Plasma levels of HHV8 DNA, HIV-1 RNA, and CD4 count during peginterferon/ribavirin treatment and HAART. HHV indicates human herpesvirus; HAART, highly active antiretroviral therapy.
Discussion
Kaposi's sarcoma is an AIDS-defining illness associated with chronic HHV8 infection. The development of KS in HIV-positive patients is closely linked to the host T-cell immune status and in particular CD4 counts. Decrease in CD4 counts in HIV-infected patients treated by IFN-α for chronic hepatitis C infection has been described since the early 1990s. 1 Thereafter, IFN-α therapy was not recommended in severely immunocompromised patients and immune restoration was warranted before starting HCV treatment. 4 Today, despite adequate control of HIV replication, PegIFN/RBV therapy in HCV-coinfected patients is associated with a decrease in total lymphocyte counts and in the absolute number of CD4 cells, similar to what occurred in our patient. 7 In the large randomized trials that permitted the approval of PegIFN/RBV association in HIV-HCV-coinfected patients, the occurrence of AIDS-defining illnesses was very rare (<1%), and no case of KS was ever reported despite a decrease in CD4 counts. 8,9 Patients with controlled HIV replication are indeed at lower risk of developing OI, even when CD4 counts are low, 10 which was not the case for this patient. Recommendations concerning HIV treatment in coinfected patients before starting PegIFN/RBV are not straightforward when the CD4 counts are above 500 cells/mm3, though the guidelines recommend to start HAART between 350 and 500 cells/mm3 in case of HCV coinfection. 3 The Strategies for Management of Antiretroviral Therapy (SMART) study has taught us that HAART discontinuation puts patients at risk of developing AIDS and AIDS-related KS in particular. 11 Nevertheless, to our knowledge, no case of onset of AIDS-associated KS has yet been described during PegIFN/RBV therapy.

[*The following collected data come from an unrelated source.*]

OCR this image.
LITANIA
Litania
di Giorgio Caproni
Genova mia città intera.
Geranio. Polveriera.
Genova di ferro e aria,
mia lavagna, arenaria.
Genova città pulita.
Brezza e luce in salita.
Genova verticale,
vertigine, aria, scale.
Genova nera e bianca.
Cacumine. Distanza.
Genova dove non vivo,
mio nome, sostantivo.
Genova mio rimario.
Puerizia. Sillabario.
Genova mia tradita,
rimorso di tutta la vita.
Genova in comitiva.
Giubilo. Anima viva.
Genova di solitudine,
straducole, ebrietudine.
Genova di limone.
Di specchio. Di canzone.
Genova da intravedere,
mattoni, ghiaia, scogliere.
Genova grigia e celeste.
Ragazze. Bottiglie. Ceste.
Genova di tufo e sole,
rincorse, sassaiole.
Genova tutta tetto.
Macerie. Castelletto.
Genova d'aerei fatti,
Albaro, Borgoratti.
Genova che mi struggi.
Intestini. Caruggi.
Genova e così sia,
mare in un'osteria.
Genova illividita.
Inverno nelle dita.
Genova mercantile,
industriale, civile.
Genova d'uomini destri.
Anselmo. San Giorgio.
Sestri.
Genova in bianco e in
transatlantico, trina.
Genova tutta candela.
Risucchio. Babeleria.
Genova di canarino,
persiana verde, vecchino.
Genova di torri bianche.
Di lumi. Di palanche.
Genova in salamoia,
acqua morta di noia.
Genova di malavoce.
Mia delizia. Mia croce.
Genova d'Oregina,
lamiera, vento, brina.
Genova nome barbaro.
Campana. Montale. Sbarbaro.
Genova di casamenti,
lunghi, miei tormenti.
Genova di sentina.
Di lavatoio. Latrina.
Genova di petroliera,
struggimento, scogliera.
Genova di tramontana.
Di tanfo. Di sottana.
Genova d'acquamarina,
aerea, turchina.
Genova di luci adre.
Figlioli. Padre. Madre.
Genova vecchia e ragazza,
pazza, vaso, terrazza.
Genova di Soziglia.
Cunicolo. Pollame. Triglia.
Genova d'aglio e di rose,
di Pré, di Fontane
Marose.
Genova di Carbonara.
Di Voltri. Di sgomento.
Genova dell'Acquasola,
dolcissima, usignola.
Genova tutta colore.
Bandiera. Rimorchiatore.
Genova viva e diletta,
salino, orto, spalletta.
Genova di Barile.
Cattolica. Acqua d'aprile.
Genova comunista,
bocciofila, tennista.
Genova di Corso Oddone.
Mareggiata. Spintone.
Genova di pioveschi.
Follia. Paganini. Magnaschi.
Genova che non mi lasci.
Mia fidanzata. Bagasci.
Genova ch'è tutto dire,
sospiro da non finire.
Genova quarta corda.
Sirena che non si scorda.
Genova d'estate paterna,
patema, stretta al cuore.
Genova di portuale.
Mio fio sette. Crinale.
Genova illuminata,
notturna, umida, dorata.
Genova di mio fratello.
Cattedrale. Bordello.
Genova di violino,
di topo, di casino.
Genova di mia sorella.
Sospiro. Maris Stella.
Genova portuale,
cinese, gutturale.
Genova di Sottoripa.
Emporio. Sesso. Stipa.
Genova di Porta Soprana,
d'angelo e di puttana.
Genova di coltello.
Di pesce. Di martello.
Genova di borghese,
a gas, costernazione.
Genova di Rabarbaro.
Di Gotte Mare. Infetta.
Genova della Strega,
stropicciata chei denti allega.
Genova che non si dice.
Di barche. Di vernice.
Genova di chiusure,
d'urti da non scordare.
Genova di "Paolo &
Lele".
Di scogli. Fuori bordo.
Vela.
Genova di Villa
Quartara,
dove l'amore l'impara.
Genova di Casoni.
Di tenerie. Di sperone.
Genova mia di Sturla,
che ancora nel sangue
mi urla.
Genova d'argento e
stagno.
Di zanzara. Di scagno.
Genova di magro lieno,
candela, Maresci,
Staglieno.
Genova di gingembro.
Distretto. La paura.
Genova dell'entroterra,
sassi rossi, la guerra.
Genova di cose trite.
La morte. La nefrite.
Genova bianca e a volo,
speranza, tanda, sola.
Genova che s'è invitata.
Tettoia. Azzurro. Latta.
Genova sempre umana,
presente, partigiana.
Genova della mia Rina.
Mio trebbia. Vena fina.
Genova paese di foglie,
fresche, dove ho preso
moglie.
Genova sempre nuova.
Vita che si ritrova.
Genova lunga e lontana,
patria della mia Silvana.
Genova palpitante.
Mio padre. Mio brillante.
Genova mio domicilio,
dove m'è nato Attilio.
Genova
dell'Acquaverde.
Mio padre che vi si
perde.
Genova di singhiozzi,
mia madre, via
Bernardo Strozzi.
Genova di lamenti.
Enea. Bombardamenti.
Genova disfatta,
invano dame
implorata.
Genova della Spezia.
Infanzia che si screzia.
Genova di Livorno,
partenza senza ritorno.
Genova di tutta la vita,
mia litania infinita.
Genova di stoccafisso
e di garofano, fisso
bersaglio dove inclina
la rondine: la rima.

Nevertheless, it is still surprising that PegIFN therapy was unable to prevent the occurrence of KS. Indeed, as soon as 1981, INF-α has been successfully used for the treatment of AIDS-associated KS itself. High-dose interferon (36 million units daily) was active against KS, whereas lower doses (3 million units daily) rarely induced KS regression. 12 With the better understanding of KS physiopathology, a strong rationale for treating KS with interferon accumulated. Indeed, interferon is a strong inhibitor of angiogenesis, which is one of the main features of KS. Additionally, interferon has shown specific antiviral activity against HHV8 in vitro and in animal models. 13 In one report of HHV8 viral load measurement in 4 patients undergoing interferon therapy and HAART at different doses, for the treatment of KS, no specific anti-HHV8 activity of IFN was found in vitro. None of 5 patients showed durable clearance of HHV8 viral load from either plasma or peripheral blood mononuclear cells, although 1 patient experienced partial response. 14 Replication of HHV8 correlates with the clinical outcome of KS as witnessed in this case: HHV8 replication began before any KS lesion was visible. Increase in CD4 count, thanks to HAART, permitted the control of HHV8 replication.
Today, the incidence of KS has been markedly reduced with the availability of HAART, but PegIFN is still used with some efficiency in the management of refractory AIDS-related KS. 4,5 The lack of HAART combined with a rapid decrease in absolute CD4 counts (despite a persistent satisfactory percentage), due to PegIFN treatment, was responsible for the development of KS in this HHV8-seropositive patient. Despite its potential activity on KS, PegIFN was unable to prevent the occurrence of KS and HHV8 replication.
The author(s) declared no potential conflicts of interest with respect to the research, authorship, and/or publication of this article.
The author(s) received no financial support for the research, authorship, and/or publication of this article.